Kemudian hening. Snape mengerti dalam waktu singkat. Misi telah diberikan, latar belakang misi juga sudah ada. Yang berarti dia tidak ada urusan lagi dengan semua ini. Dia mundur selangkah, memberikan hormat kepada Riddle, gerakan tegas dan terlatih ditampilkannya.

Riddle membalas hormatnya dengan sama tegas, menampilkan respek balik kepada Snape. Sesuatu yang mungkin termasuk membuatnya disegani sekaligus dihormati oleh semua bawahannya. Snape berbalik badan, jubahnya berkelebat di belakang punggungnya. Dia berjalan keluar dari ruangan -

"Severus," kata Riddle.

Snape berhenti, berbalik badan dengan cepat, kembali menghadap Riddle. Dia berkata cepat, "Siap?"

Riddle menatapnya dalam diam, menurunkan penjagaannya, hingga wajahnya tak lagi berlapis tenaga seperti sepanjang pertemuan mereka yang baru saja selesai. Dia menghela napas pelan, dan berbicara dengan suara pelan.

"Perang ini bisa berakhir. Mungkin ini adalah kesempatan terbesar kita."

Dan Snape mengerti seluruhnya akan hal itu. Dia juga sesungguhnya sudah mengalami banyak sekali hal, melihat banyak sekali pertempuran dan peperangan, menyaksikan teman-teman dan rekan jatuh di kanan-kiri, tumbang di tangannya sendiri, demi misi yang diembannya kepada Riddle. Dia sudah melihat cinta hidupnya berbalik badan dan berjalan menjauh darinya, melihat orangtuanya berpisah, menyaksikan banyak keluarga runtuh dan terpecah karena pertempuran tiada akhir ini.
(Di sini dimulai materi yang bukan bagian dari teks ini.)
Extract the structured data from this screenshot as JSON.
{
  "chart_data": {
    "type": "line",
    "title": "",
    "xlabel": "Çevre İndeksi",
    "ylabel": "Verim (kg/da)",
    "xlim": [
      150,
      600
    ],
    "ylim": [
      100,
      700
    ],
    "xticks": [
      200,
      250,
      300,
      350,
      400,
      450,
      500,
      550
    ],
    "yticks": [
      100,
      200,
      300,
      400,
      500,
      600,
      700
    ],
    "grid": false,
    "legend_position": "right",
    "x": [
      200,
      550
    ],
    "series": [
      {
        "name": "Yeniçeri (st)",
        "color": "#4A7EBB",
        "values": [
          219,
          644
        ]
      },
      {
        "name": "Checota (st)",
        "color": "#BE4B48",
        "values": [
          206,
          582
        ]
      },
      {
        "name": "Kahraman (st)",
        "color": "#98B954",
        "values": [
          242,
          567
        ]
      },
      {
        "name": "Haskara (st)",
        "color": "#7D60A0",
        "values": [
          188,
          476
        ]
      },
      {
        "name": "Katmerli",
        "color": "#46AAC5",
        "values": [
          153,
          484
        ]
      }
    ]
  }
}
Asal bisa mendapatkan kesempatan menyelesaikan semua ini, dia rela melakukan apapun. Dia akan bersedia melakukan apa yang perlu dilakukan untuk menyelesaikannya.

Dia mengangguk, mengepalkan tangannya, dan berjalan keluar dari ruangan, menutup pintu di belakangnya.

Dia berharap semoga Harry Potter tidak senaif dan setolol ayahnya.